Juan Jacobo Muñoz

No quiere decir que no lo fuera, no soy quien para eximirme, pero intento plantear un punto referencial que pueda ser útil para ciertos análisis.

Hecha esta aclaración; si yo fuera un psicópata, sería un sujeto en el uso de mis facultades para discernir entre lo que está bien y lo que está mal de acuerdo con la norma social vigente, pero aun así me plantearía con mis propios códigos, desdeñando los de los demás. Apelaría más a la simpatía que a la empatía y buscaría siempre salirme con la mía.

En esencia sería un mentiroso con fascinación por el engaño y los recursos fraudulentos para embaucar a los que fueran vulnerables. Me conduciría por impulsos, es decir buscando alivios malsanos y gratificaciones instantáneas. Mis decisiones más que acciones serían reacciones, y aunque sabría el daño que estas provocan desatendería la culpa sin ningún remordimiento.

Mis motivos serían espurios y actuaría más incentivado por cosas superficiales que por verdaderos propósitos de profundizar en algo o de llegar lejos en una empresa de largo aliento. Si algo mereciera durar más tiempo, encontraría gente trabajadora que lo hiciera y a la cual yo explotaría con argumentos elevados y moralmente convincentes.

Me molestaría toda la gente, principalmente despreciaría a los que son fáciles de maltratar. Y aunque no las respetara en el fondo, me asociaría con personas inmorales y dispuestas a retorcer las cosas, y a ignorar los valores y principios de una sociedad con equidad. Es más, imitaría a los que me parecieran exitosos y pretendería talentos y capacidades que sin ser sinceros convencerían a muchos de mi refinamiento.

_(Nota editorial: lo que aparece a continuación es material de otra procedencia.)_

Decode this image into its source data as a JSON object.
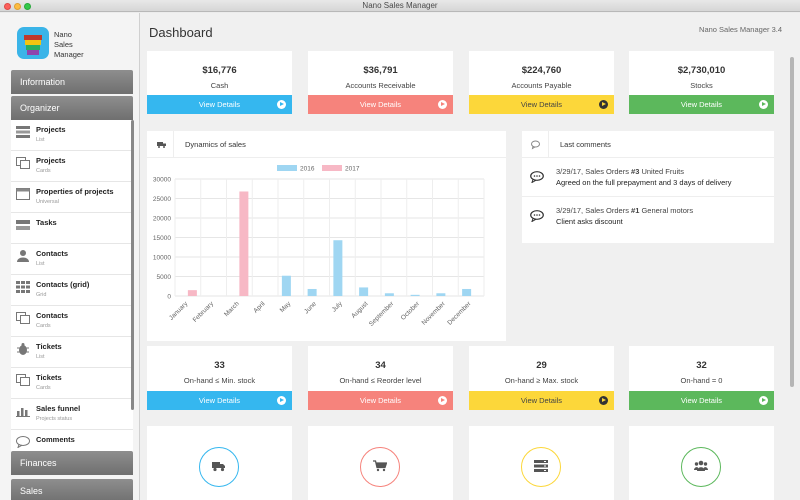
{
  "window": {
    "title": "Nano Sales Manager"
  },
  "brand": {
    "name": "Nano\nSales\nManager"
  },
  "sidebar": {
    "sections": [
      {
        "label": "Information"
      },
      {
        "label": "Organizer"
      },
      {
        "label": "Finances"
      },
      {
        "label": "Sales"
      }
    ],
    "items": [
      {
        "label": "Projects",
        "sub": "List",
        "icon": "list-icon"
      },
      {
        "label": "Projects",
        "sub": "Cards",
        "icon": "cards-icon"
      },
      {
        "label": "Properties of projects",
        "sub": "Universal",
        "icon": "window-icon"
      },
      {
        "label": "Tasks",
        "sub": "",
        "icon": "tasks-icon"
      },
      {
        "label": "Contacts",
        "sub": "List",
        "icon": "person-icon"
      },
      {
        "label": "Contacts (grid)",
        "sub": "Grid",
        "icon": "grid-icon"
      },
      {
        "label": "Contacts",
        "sub": "Cards",
        "icon": "cards-icon"
      },
      {
        "label": "Tickets",
        "sub": "List",
        "icon": "bug-icon"
      },
      {
        "label": "Tickets",
        "sub": "Cards",
        "icon": "cards-icon"
      },
      {
        "label": "Sales funnel",
        "sub": "Projects status",
        "icon": "bar-chart-icon"
      },
      {
        "label": "Comments",
        "sub": "",
        "icon": "comment-icon"
      }
    ]
  },
  "header": {
    "title": "Dashboard",
    "version": "Nano Sales Manager 3.4"
  },
  "summary_cards": [
    {
      "value": "$16,776",
      "caption": "Cash",
      "button": "View Details",
      "color": "#35b7ef"
    },
    {
      "value": "$36,791",
      "caption": "Accounts Receivable",
      "button": "View Details",
      "color": "#f6837c"
    },
    {
      "value": "$224,760",
      "caption": "Accounts Payable",
      "button": "View Details",
      "color": "#fcd73a"
    },
    {
      "value": "$2,730,010",
      "caption": "Stocks",
      "button": "View Details",
      "color": "#5cb85c"
    }
  ],
  "stock_cards": [
    {
      "value": "33",
      "caption": "On-hand ≤ Min. stock",
      "button": "View Details"
    },
    {
      "value": "34",
      "caption": "On-hand ≤ Reorder level",
      "button": "View Details"
    },
    {
      "value": "29",
      "caption": "On-hand ≥ Max. stock",
      "button": "View Details"
    },
    {
      "value": "32",
      "caption": "On-hand = 0",
      "button": "View Details"
    }
  ],
  "sales_panel": {
    "title": "Dynamics of sales",
    "icon": "truck-icon"
  },
  "comments_panel": {
    "title": "Last comments",
    "icon": "comment-icon",
    "items": [
      {
        "meta": "3/29/17, Sales Orders ",
        "num": "#3",
        "target": " United Fruits",
        "text": "Agreed on the full prepayment and 3 days of delivery"
      },
      {
        "meta": "3/29/17, Sales Orders ",
        "num": "#1",
        "target": " General motors",
        "text": "Client asks discount"
      }
    ]
  },
  "bottom_icons": [
    {
      "icon": "truck-icon",
      "color": "#35b7ef"
    },
    {
      "icon": "cart-icon",
      "color": "#f6837c"
    },
    {
      "icon": "server-icon",
      "color": "#fcd73a"
    },
    {
      "icon": "users-icon",
      "color": "#5cb85c"
    }
  ],
  "chart_data": {
    "type": "bar",
    "categories": [
      "January",
      "February",
      "March",
      "April",
      "May",
      "June",
      "July",
      "August",
      "September",
      "October",
      "November",
      "December"
    ],
    "series": [
      {
        "name": "2016",
        "color": "#9fd6f2",
        "values": [
          0,
          0,
          0,
          0,
          5200,
          1800,
          14300,
          2200,
          700,
          300,
          700,
          1800
        ]
      },
      {
        "name": "2017",
        "color": "#f7b8c5",
        "values": [
          1500,
          0,
          26800,
          0,
          0,
          0,
          0,
          0,
          0,
          0,
          0,
          0
        ]
      }
    ],
    "ylim": [
      0,
      30000
    ],
    "yticks": [
      "0",
      "5000",
      "10000",
      "15000",
      "20000",
      "25000",
      "30000"
    ],
    "grid": true,
    "legend": "top"
  }
}
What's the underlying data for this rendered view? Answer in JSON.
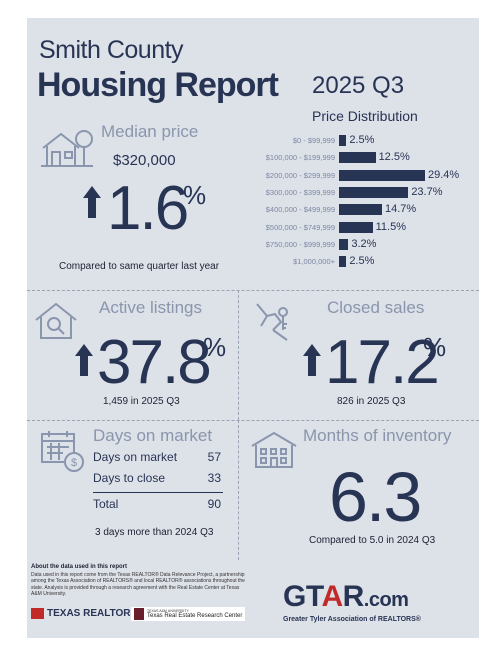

En ese sentido, exageraría lo que soy y disimularía mis limitaciones. Contaría historias fantásticas de mí y con eso garantizaría conseguir muchas cosas. En el fondo sé que sentiría mucha ira por saber que aquellas cualidades serían imposibles para mí, por mi falta de ética y de compromiso con mi crecimiento personal. Sería pues un camaleón, cambiando de imagen o de colores según la ocasión.

Igual que la ira, me movería el anhelo de poder y de sentirme intocable. Disfrutaría sádicamente al ver los esfuerzos de los demás por darme gusto y su sufrimiento ante mis exigencias y extralimitaciones. Se sentirían siempre despreciados y con necesidad de convencerme de que los aprecie. De todo eso me encargaría instintivamente, como cualquier depredador que acorrala a su presa.

Involucraría gente en responsabilidades por las que yo nunca respondería aunque para mi fueran los beneficios. Para eso está la gente, para usarla. Los sentimientos siempre serían un estorbo.

A la hora de cualquier infamia e inclusive delitos, mi primera intención sería la de no ser descubierto. Sin ninguna duda tendría habilidad para vivir encubierto volando bajo radar. Que no me agarraran sería mi mejor opción. En caso de una eventualidad tendría cómplices menores que cargaran con la culpa.

De cualquier manera me cuidaría de dejar todo preparado y apuntaría mis baterías a que la víctima tuviera la culpa y nadie le creyera. Para eso trataría de que prevalecieran todos los prejuicios y que las personas, incluyendo jueces, empleadores, familiares y cualquiera que se colocara en situación de juzgar, tuvieran dudas y no se atrevieran a señalarme.

En resumen, para ser un psicópata eficiente, confiaría en tres cosas: en que los demás fueran ingenuos, que yo me portara como un carnicero y en la reacción común de reírse que tiene la gente ante un discurso atentatorio.